Niedziela była dla wielu polityków zwieńczeniem
kampanii samorządowej
. Niektórych czeka jeszcze kolejna bitwa w
II turze wyborów.
Nie grozi to jednak
Patrykowi Jakiemu
, który według oficjalnych wyników przegrał z
Rafałem Trzaskowskim
rywalizację o Warszawę uzyskując wynik poniżej
30 procent.
Jaki już podczas wieczoru wyborczego, po ogłoszeniu wstępnych wyników wyborów,
pogratulował Trzaskowskiemu
:
"Chciałbym bardzo serdecznie pogratulować Rafałowi Trzaskowskiemu
i życzyć mu powodzenia. Im lepiej będzie mu szło, tym lepiej będzie rozwijała się Warszawa" - powiedział.
Rafał Trzaskowski wówczas nie odwdzięczył się Jakiemu w żaden sposób.
Wczoraj podczas programu
Twarzą w Twarz
w
Polsat News
, został zapytany, przez
Bogdana Rymanowskiego
o to, czy dzwonił już do
Patryka Jakiego:
"Nie dzwoniłem, zresztą Patryk Jaki też do mnie nie dzwonił. Mogę go pochwalić za bardzo ciężką pracę.

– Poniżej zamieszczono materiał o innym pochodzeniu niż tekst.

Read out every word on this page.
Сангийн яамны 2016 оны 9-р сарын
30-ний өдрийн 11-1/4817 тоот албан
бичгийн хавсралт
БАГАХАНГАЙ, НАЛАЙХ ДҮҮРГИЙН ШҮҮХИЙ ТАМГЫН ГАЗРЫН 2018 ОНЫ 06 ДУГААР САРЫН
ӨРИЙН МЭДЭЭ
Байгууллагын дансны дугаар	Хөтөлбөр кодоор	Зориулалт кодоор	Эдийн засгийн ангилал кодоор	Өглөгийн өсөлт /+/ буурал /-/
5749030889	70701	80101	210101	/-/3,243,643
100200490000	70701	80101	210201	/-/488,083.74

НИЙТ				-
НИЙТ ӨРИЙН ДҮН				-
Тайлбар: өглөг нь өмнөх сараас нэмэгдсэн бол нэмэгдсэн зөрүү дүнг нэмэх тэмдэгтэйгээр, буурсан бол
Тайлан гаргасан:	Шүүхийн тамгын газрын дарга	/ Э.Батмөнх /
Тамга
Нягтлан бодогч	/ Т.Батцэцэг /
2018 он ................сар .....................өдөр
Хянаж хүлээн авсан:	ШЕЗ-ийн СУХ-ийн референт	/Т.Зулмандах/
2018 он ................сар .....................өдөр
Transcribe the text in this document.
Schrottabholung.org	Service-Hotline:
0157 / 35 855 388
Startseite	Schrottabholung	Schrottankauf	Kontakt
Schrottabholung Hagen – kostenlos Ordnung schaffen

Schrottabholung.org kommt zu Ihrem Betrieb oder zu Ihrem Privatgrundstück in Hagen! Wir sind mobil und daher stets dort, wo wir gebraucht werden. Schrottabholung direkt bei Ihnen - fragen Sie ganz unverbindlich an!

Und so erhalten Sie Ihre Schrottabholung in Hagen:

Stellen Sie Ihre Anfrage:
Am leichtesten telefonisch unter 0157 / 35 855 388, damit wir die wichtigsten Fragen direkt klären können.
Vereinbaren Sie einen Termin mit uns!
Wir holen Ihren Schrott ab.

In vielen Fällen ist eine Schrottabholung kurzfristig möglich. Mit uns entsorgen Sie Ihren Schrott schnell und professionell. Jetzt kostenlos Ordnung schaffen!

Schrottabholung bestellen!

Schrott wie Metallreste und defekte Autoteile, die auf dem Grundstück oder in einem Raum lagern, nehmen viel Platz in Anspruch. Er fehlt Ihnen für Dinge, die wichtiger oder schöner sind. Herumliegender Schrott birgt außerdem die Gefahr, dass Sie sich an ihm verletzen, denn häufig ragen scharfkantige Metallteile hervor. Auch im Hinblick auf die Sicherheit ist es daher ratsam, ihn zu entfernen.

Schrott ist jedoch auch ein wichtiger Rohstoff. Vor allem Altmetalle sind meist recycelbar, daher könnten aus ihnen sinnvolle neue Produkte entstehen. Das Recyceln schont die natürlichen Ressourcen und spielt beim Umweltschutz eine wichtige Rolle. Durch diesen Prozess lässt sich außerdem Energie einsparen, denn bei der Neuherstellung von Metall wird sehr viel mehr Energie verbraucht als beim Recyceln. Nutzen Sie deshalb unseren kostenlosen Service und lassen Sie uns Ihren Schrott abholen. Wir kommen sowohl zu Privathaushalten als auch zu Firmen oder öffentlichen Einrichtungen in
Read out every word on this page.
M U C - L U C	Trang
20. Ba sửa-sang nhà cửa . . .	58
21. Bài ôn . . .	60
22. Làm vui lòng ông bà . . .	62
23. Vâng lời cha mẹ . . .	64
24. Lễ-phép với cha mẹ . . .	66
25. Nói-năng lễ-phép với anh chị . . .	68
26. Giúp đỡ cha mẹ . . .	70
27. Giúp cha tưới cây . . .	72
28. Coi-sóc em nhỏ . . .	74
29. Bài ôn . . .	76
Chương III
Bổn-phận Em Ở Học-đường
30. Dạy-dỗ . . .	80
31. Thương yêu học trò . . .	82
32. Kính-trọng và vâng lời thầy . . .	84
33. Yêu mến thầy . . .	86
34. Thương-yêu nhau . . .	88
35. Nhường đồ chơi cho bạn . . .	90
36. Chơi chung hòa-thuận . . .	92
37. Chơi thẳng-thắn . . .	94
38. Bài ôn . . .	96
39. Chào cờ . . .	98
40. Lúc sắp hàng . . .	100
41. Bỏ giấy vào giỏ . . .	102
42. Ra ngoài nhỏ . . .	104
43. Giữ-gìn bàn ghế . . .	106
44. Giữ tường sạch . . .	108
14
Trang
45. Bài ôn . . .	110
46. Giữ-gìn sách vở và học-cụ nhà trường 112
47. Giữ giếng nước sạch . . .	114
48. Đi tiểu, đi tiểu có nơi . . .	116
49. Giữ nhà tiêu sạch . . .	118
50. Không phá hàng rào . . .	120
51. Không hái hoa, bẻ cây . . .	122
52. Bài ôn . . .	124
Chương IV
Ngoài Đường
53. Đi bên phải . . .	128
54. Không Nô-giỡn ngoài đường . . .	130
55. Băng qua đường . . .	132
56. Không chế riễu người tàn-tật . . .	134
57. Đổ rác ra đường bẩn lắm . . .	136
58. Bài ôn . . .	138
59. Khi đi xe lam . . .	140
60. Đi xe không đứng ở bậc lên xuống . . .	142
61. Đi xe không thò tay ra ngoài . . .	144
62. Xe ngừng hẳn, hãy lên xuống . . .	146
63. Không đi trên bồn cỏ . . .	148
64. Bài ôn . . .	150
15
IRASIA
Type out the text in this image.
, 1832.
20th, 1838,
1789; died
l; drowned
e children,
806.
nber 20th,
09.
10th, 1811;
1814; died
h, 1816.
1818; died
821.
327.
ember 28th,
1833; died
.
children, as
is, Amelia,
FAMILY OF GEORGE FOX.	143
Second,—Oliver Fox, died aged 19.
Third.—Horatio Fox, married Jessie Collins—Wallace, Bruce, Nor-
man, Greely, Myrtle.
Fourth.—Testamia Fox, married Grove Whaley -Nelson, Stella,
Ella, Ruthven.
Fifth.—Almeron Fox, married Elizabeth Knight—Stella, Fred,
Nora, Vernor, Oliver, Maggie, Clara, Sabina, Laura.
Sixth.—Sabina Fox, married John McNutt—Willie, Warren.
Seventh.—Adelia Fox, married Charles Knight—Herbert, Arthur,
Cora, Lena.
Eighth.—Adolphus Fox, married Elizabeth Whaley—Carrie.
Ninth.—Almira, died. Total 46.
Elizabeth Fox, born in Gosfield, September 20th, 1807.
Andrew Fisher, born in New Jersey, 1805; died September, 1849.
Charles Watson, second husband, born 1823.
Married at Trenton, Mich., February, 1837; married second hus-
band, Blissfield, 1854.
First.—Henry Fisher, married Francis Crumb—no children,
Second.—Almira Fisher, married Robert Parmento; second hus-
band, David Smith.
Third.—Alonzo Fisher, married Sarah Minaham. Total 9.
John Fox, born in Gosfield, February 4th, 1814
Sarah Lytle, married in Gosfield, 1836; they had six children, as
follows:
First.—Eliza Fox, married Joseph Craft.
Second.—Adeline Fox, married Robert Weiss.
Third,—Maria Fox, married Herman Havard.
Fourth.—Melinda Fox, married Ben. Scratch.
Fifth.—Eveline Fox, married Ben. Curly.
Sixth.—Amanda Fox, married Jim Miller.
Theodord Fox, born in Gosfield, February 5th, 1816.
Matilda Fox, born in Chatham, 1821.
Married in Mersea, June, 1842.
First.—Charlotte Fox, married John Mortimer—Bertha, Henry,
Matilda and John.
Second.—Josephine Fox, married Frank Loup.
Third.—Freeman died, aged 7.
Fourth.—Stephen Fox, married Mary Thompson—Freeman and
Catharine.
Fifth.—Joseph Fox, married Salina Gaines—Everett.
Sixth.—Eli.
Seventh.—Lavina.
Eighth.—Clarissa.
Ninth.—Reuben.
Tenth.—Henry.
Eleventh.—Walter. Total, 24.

Nie chcę udawać, że cenię Patryka Jakiego. Cenię go za ciężko pracę, ale w programie to są dwa bieguny. To jest zupełnie inny biegun polityczny
" - dodał prezydent elekt Warszawy.
"Nie będę udawał, że Patryk Jaki jest politykiem, którego cenię. Ja nie lubię takiego sposobu uprawiania polityki
. (...) Takiego, który pozbawiony jest wiarygodności, ludzi którzy cały czas zmieniają zdanie" - dodał prezydent elekt Warszawy.